MIAMI (Reuters) - Tropical Storm Rina formed in the western Caribbean Sea on Sunday and put Honduras on alert for severe weather in the next few days, the U.S. National Hurricane Center said.

The swirling mass of thunderstorms was centered about 125 miles northeast of Cabo Gracias a Dios on the border of Nicaragua and Honduras and had top sustained winds of 40 miles per hour (65 km per hour), the forecasters said.
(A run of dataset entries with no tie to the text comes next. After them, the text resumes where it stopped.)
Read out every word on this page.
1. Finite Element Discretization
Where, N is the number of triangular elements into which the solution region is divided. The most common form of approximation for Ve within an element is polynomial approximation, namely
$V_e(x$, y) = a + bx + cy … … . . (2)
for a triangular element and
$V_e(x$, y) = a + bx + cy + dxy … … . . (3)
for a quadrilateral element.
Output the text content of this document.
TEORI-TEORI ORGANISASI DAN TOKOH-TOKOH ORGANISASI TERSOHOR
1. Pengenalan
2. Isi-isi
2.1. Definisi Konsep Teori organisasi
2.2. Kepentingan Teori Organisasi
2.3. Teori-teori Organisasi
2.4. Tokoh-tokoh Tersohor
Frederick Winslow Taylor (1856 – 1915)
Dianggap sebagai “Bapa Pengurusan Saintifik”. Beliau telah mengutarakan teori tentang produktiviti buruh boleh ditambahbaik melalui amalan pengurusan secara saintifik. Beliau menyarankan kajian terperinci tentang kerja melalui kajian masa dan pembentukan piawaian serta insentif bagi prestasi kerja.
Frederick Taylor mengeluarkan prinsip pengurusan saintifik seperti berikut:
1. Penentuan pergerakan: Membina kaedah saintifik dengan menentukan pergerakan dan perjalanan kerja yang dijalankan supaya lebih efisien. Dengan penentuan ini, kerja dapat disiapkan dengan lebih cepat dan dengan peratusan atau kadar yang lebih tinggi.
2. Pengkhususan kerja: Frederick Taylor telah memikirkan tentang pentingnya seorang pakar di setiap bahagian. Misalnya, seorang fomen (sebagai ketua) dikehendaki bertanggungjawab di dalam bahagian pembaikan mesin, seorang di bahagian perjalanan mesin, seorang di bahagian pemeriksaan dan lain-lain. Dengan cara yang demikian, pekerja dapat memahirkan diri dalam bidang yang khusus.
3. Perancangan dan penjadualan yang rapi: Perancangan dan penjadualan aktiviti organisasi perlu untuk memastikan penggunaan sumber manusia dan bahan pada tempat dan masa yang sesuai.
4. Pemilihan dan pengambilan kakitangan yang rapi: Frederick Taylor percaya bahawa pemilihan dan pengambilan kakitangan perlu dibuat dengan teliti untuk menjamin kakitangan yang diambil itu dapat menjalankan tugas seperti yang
It was moving toward the north-northwest at 7 mph (11km/h).

"A turn toward the northwest and then the west-northwest is expected on Monday and the center of the (storm) is expected to pass north of the northeastern coast of Honduras during the next couple of days," the hurricane center forecasters said.

Honduras was under a tropical storm watch from Punta Castilla to the Nicaraguan border, meaning residents should expect heavy rains and strong winds within 48 hours.

The projected path sees the storm strengthen to a hurricane as it moves over Mexico's Yucatan Peninsula by Friday.

Long-range computer forecasting models varied widely on its eventual path and it was too early to tell whether it would threaten energy interests in the Gulf of Mexico.

Some computer models took it into the southeastern Gulf of Mexico, clipping Cuba or Florida. Others took it across Central America into the Pacific.

Forecasters were also keeping watch on a broad low-pressure area in the Atlantic Ocean about two hundred miles east of the Windward Islands.

That disturbance was moving slowly west-northwest toward the Caribbean and forecasters gave it only a 10 percent chance of developing into a tropical cyclone in the next two days.